日本の記憶…ノーベル文学賞のカズオ・イシグロ氏「5歳まで母の日本語を聞いていたので女性の日本語は分かる、男性のは…」 (2/3ページ)

ノーベル文学賞の受賞が決まり、笑顔で取材に応じるカズオ・イシグロ氏=5日、ロンドン(ロイター)
ノーベル文学賞の受賞が決まり、笑顔で取材に応じるカズオ・イシグロ氏=5日、ロンドン(ロイター)【拡大】

 1時間にわたり通訳を介して英語で行われた会見の最後では、「最後にみなさんにぜひおわびしたいのは、日本語がもっともっとできたら直接お話してこんなに時間をかけないですんだんですけど。理解力とか発言力が足りないので、みなさんにご迷惑をかけたことを、おわびします。日本語で直接お話できればよかったのですが」と苦笑い。

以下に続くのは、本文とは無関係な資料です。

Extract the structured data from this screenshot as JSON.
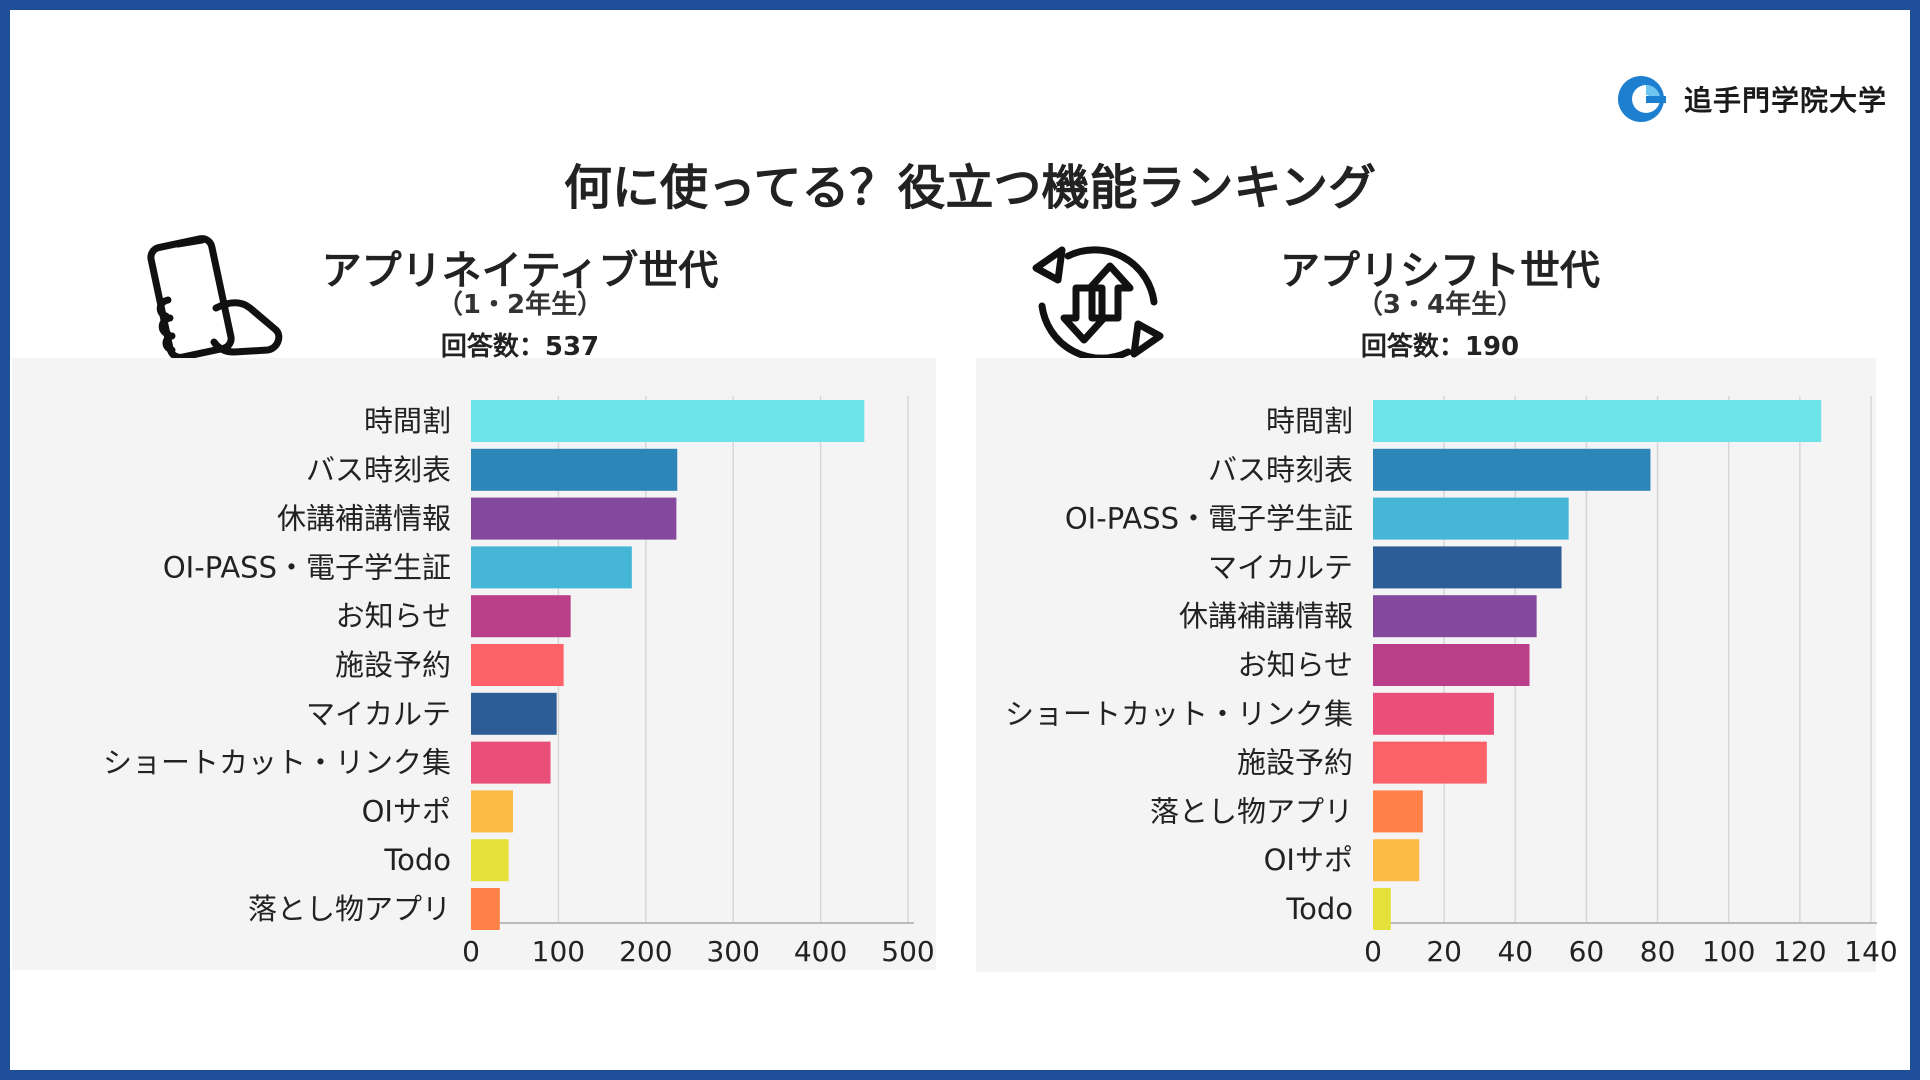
{
  "logo": {
    "name": "追手門学院大学",
    "colors": [
      "#1d7fd0",
      "#6ec6f0"
    ]
  },
  "page_title": "何に使ってる？役立つ機能ランキング",
  "left": {
    "title": "アプリネイティブ世代",
    "subtitle": "（1・2年生）",
    "count_label": "回答数：537",
    "icon": "smartphone-hand-icon"
  },
  "right": {
    "title": "アプリシフト世代",
    "subtitle": "（3・4年生）",
    "count_label": "回答数：190",
    "icon": "transfer-arrows-cycle-icon"
  },
  "chart_data": [
    {
      "type": "bar",
      "orientation": "horizontal",
      "title": "アプリネイティブ世代",
      "categories": [
        "時間割",
        "バス時刻表",
        "休講補講情報",
        "OI-PASS・電子学生証",
        "お知らせ",
        "施設予約",
        "マイカルテ",
        "ショートカット・リンク集",
        "OIサポ",
        "Todo",
        "落とし物アプリ"
      ],
      "values": [
        450,
        236,
        235,
        184,
        114,
        106,
        98,
        91,
        48,
        43,
        33
      ],
      "colors": [
        "#6be3e8",
        "#2e86b8",
        "#84489c",
        "#45b6d6",
        "#bb3e8a",
        "#fd626a",
        "#2d5d96",
        "#ea4f7a",
        "#fdba45",
        "#e5e13a",
        "#ff8149"
      ],
      "xlim": [
        0,
        500
      ],
      "xticks": [
        "0",
        "100",
        "200",
        "300",
        "400",
        "500"
      ],
      "grid": true
    },
    {
      "type": "bar",
      "orientation": "horizontal",
      "title": "アプリシフト世代",
      "categories": [
        "時間割",
        "バス時刻表",
        "OI-PASS・電子学生証",
        "マイカルテ",
        "休講補講情報",
        "お知らせ",
        "ショートカット・リンク集",
        "施設予約",
        "落とし物アプリ",
        "OIサポ",
        "Todo"
      ],
      "values": [
        126,
        78,
        55,
        53,
        46,
        44,
        34,
        32,
        14,
        13,
        5
      ],
      "colors": [
        "#6be3e8",
        "#2e86b8",
        "#45b6d6",
        "#2d5d96",
        "#84489c",
        "#bb3e8a",
        "#ea4f7a",
        "#fd626a",
        "#ff8149",
        "#fdba45",
        "#e5e13a"
      ],
      "xlim": [
        0,
        140
      ],
      "xticks": [
        "0",
        "20",
        "40",
        "60",
        "80",
        "100",
        "120",
        "140"
      ],
      "grid": true
    }
  ]
}
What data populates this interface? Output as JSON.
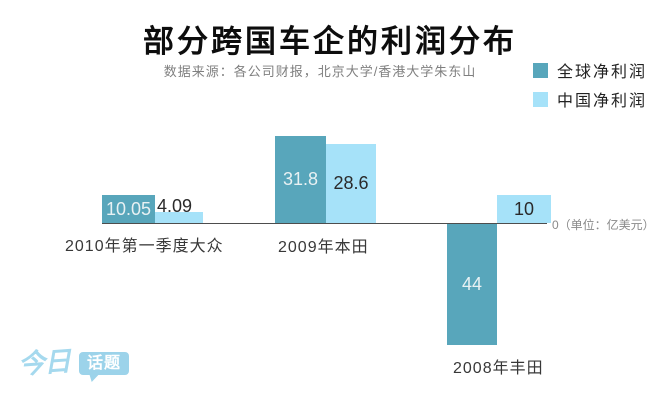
{
  "header": {
    "title": "部分跨国车企的利润分布",
    "source": "数据来源：各公司财报，北京大学/香港大学朱东山"
  },
  "axis": {
    "zero_label": "0（单位：亿美元）"
  },
  "logo": {
    "part1": "今日",
    "part2": "话题"
  },
  "chart_data": {
    "type": "bar",
    "title": "部分跨国车企的利润分布",
    "source": "数据来源：各公司财报，北京大学/香港大学朱东山",
    "unit": "亿美元",
    "zero_axis_label": "0（单位：亿美元）",
    "categories": [
      "2010年第一季度大众",
      "2009年本田",
      "2008年丰田"
    ],
    "series": [
      {
        "name": "全球净利润",
        "color": "#58a6bb",
        "values": [
          10.05,
          31.8,
          -44
        ],
        "value_labels": [
          "10.05",
          "31.8",
          "44"
        ]
      },
      {
        "name": "中国净利润",
        "color": "#a6e2f9",
        "values": [
          4.09,
          28.6,
          10
        ],
        "value_labels": [
          "4.09",
          "28.6",
          "10"
        ]
      }
    ],
    "baseline": 0,
    "grid": false,
    "legend_position": "top-right",
    "ylim": [
      -48,
      34
    ]
  }
}
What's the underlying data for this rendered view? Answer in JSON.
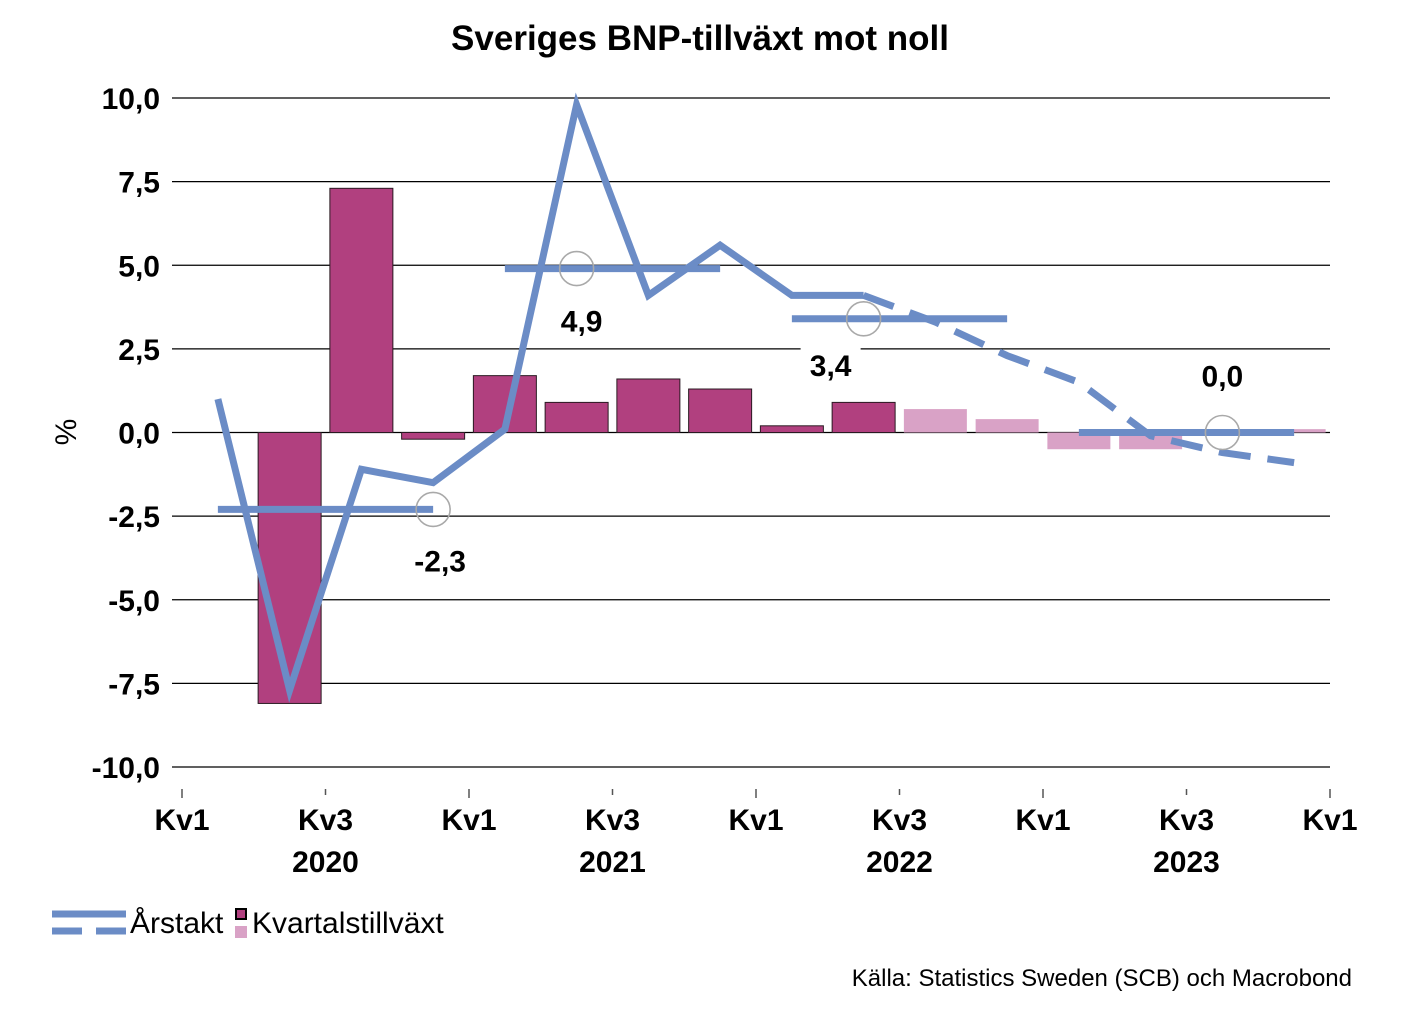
{
  "chart_data": {
    "type": "bar",
    "title": "Sveriges BNP-tillväxt mot noll",
    "ylabel": "%",
    "ylim": [
      -10,
      10
    ],
    "xlim": [
      2020,
      2024
    ],
    "grid": true,
    "y_ticks": [
      {
        "value": 10,
        "label": "10,0"
      },
      {
        "value": 7.5,
        "label": "7,5"
      },
      {
        "value": 5,
        "label": "5,0"
      },
      {
        "value": 2.5,
        "label": "2,5"
      },
      {
        "value": 0,
        "label": "0,0"
      },
      {
        "value": -2.5,
        "label": "-2,5"
      },
      {
        "value": -5,
        "label": "-5,0"
      },
      {
        "value": -7.5,
        "label": "-7,5"
      },
      {
        "value": -10,
        "label": "-10,0"
      }
    ],
    "x_ticks": [
      {
        "x": 2020,
        "label": "Kv1"
      },
      {
        "x": 2020.5,
        "label": "Kv3",
        "year": "2020"
      },
      {
        "x": 2021,
        "label": "Kv1"
      },
      {
        "x": 2021.5,
        "label": "Kv3",
        "year": "2021"
      },
      {
        "x": 2022,
        "label": "Kv1"
      },
      {
        "x": 2022.5,
        "label": "Kv3",
        "year": "2022"
      },
      {
        "x": 2023,
        "label": "Kv1"
      },
      {
        "x": 2023.5,
        "label": "Kv3",
        "year": "2023"
      },
      {
        "x": 2024,
        "label": "Kv1"
      }
    ],
    "x": [
      2020,
      2020.25,
      2020.5,
      2020.75,
      2021,
      2021.25,
      2021.5,
      2021.75,
      2022,
      2022.25,
      2022.5,
      2022.75,
      2023,
      2023.25,
      2023.5,
      2023.75
    ],
    "series": [
      {
        "name": "Kvartalstillväxt",
        "type": "bar",
        "values": [
          null,
          -8.1,
          7.3,
          -0.2,
          1.7,
          0.9,
          1.6,
          1.3,
          0.2,
          0.9,
          0.7,
          0.4,
          -0.5,
          -0.5,
          0.0,
          0.1
        ],
        "forecast_from": 2022.5,
        "color": "#b1407f",
        "forecast_color": "#d9a2c6"
      },
      {
        "name": "Årstakt",
        "type": "line",
        "values": [
          1.0,
          -7.7,
          -1.1,
          -1.5,
          0.1,
          9.8,
          4.1,
          5.6,
          4.1,
          4.1,
          3.3,
          2.3,
          1.5,
          -0.1,
          -0.6,
          -0.9
        ],
        "forecast_from": 2022.25,
        "color": "#6b8cc6"
      }
    ],
    "annual_averages": [
      {
        "from": 2020,
        "to": 2020.75,
        "value": -2.3,
        "label": "-2,3"
      },
      {
        "from": 2021,
        "to": 2021.75,
        "value": 4.9,
        "label": "4,9"
      },
      {
        "from": 2022,
        "to": 2022.75,
        "value": 3.4,
        "label": "3,4"
      },
      {
        "from": 2023,
        "to": 2023.75,
        "value": 0.0,
        "label": "0,0"
      }
    ],
    "legend": "bottom-left"
  },
  "source": "Källa: Statistics Sweden (SCB) och Macrobond"
}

 司会の女性から「だいたい日本語はお分かりになるんですよね? 言っていることは?」とふられると、「5歳まで母の日本語を聞いていたので、おかしいことに女性がしゃべる日本語は分かるんです。男性のはまったく分からないんです」と英語で語り、会場を沸かせた。

 毎年、ノーベル文学賞の有力候補に名前が挙がる村上春樹氏とは、互いにファンを“公言”していることでも知られる。イシグロ氏は以前、文芸誌のインタビューで、村上氏について「もっとも興味ある作家の一人」と称賛。その理由について、「(村上氏は)国を超えた作家であり、現代文学の中で非常に関心を引く何かを象徴している。世界中の人は、日本文化に必ずしも関心がなくても、村上春樹に通じるものを感じる」などと語っていた。